GPs in the South Worcestershire CCG scheme are called out by the ambulance control room or by paramedics as an alternative to an ambulance call-out.
Just 20% of the 1,221 calls dealt with by GPs have resulted in a hospital admission since the scheme was launched last October.
Commissioners estimate that over this period 970 A&E attendances and 500 hospital admissions have been prevented, saving £1.1m.
The scheme began as a pilot but has now been adopted on a permanent basis.
South Worcestershire CCG urgent care lead Dr Nikki Burger, who works as a GP on the scheme, said: ‘Our target is that the GP deals with 35 ambulance cases a week – an average of five a day – and the rest of the time they are available to provide the extended support role.
‘The scheme has helped to provide a better service for patients, as GP and ambulance services work more closely to provide care to patients closer to home.’
The scheme costs about £21,000 a month to run and so far 50 GPs have taken part.
GPs are employed by the CCG on a rota basis for eight hours a day, seven days a week between lunchtime and early evening, which is the busiest time for ambulance crews in the area.
GPC negotiator Dr Beth McCarron-Nash called for a boost in GP numbers to enable similar schemes to be rolled out nationwide.
‘This is the way we should be involving GPs and looking at how we can work more closely with our secondary care colleagues,’ she said.

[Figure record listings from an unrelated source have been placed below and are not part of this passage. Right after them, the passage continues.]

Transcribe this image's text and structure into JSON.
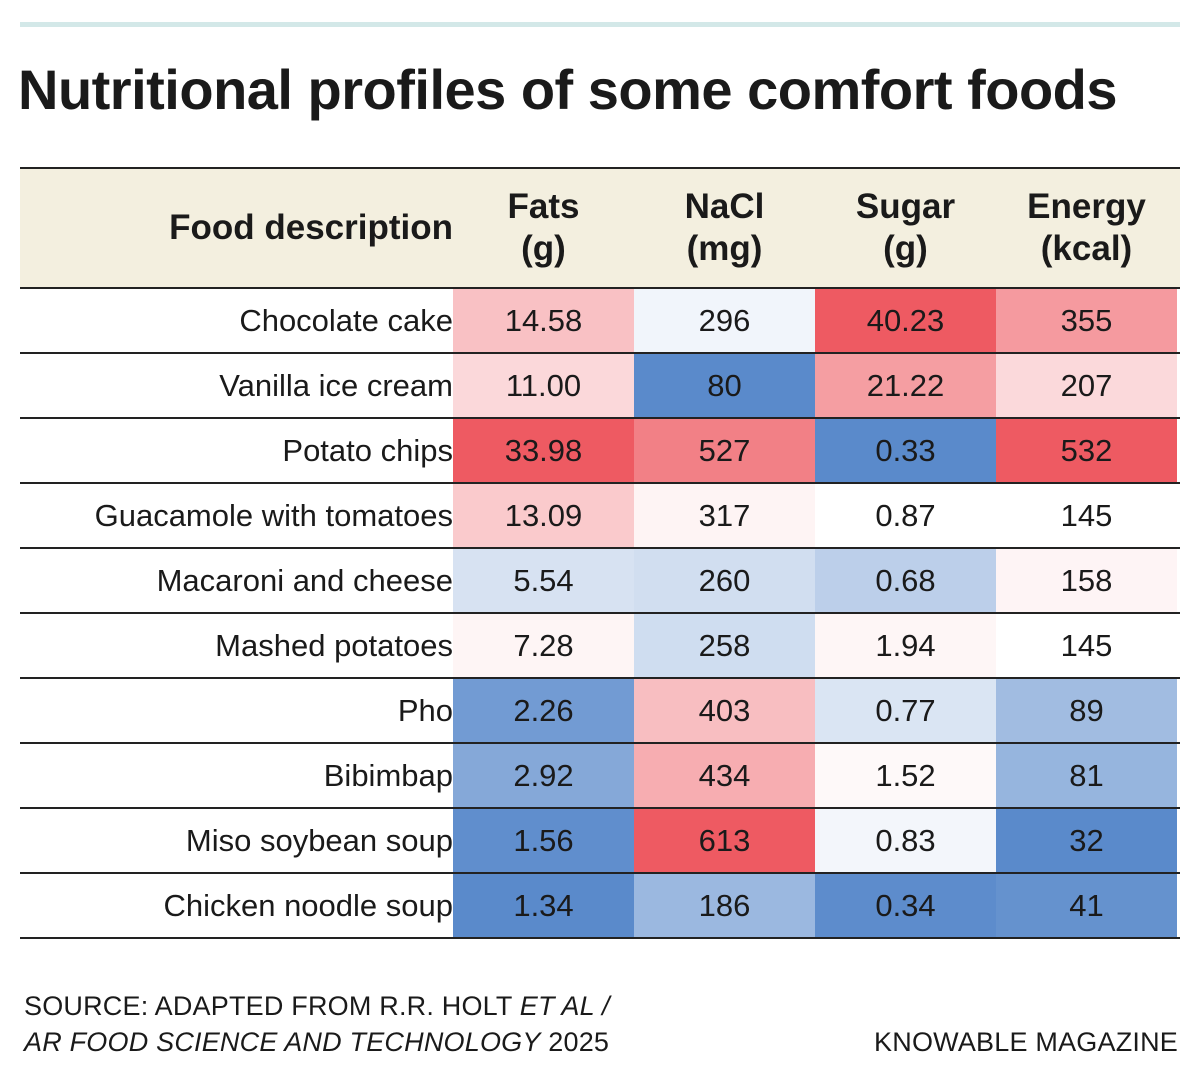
{
  "title": "Nutritional profiles of some comfort foods",
  "chart_data": {
    "type": "table",
    "columns": [
      {
        "key": "description",
        "label": "Food description"
      },
      {
        "key": "fats",
        "label1": "Fats",
        "label2": "(g)"
      },
      {
        "key": "nacl",
        "label1": "NaCl",
        "label2": "(mg)"
      },
      {
        "key": "sugar",
        "label1": "Sugar",
        "label2": "(g)"
      },
      {
        "key": "energy",
        "label1": "Energy",
        "label2": "(kcal)"
      }
    ],
    "rows": [
      {
        "description": "Chocolate cake",
        "fats": "14.58",
        "nacl": "296",
        "sugar": "40.23",
        "energy": "355"
      },
      {
        "description": "Vanilla ice cream",
        "fats": "11.00",
        "nacl": "80",
        "sugar": "21.22",
        "energy": "207"
      },
      {
        "description": "Potato chips",
        "fats": "33.98",
        "nacl": "527",
        "sugar": "0.33",
        "energy": "532"
      },
      {
        "description": "Guacamole with tomatoes",
        "fats": "13.09",
        "nacl": "317",
        "sugar": "0.87",
        "energy": "145"
      },
      {
        "description": "Macaroni and cheese",
        "fats": "5.54",
        "nacl": "260",
        "sugar": "0.68",
        "energy": "158"
      },
      {
        "description": "Mashed potatoes",
        "fats": "7.28",
        "nacl": "258",
        "sugar": "1.94",
        "energy": "145"
      },
      {
        "description": "Pho",
        "fats": "2.26",
        "nacl": "403",
        "sugar": "0.77",
        "energy": "89"
      },
      {
        "description": "Bibimbap",
        "fats": "2.92",
        "nacl": "434",
        "sugar": "1.52",
        "energy": "81"
      },
      {
        "description": "Miso soybean soup",
        "fats": "1.56",
        "nacl": "613",
        "sugar": "0.83",
        "energy": "32"
      },
      {
        "description": "Chicken noodle soup",
        "fats": "1.34",
        "nacl": "186",
        "sugar": "0.34",
        "energy": "41"
      }
    ],
    "colors": {
      "high": "#ee5a62",
      "mid": "#ffffff",
      "low": "#5a8acb",
      "header_bg": "#f3efdf"
    }
  },
  "source": {
    "line1_plain": "SOURCE: ADAPTED FROM R.R. HOLT ",
    "line1_italic": "ET AL /",
    "line2_italic": "AR FOOD SCIENCE AND TECHNOLOGY",
    "line2_plain": " 2025"
  },
  "credit": "KNOWABLE MAGAZINE"
}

‘Evidence shows that the most qualified person triaging gets the best results.
‘I am not surprised that when general practice is involved, they are getting better outcomes.’
On the possibility of similar schemes being rolled out elsewhere, she said: ‘Most GPs are working 12-hour days and are struggling with increased workload and this is something extra.
‘We can’t do this on top of the day job.
‘We need extra capacity and funding for this to be delivered properly and work safely for patients.’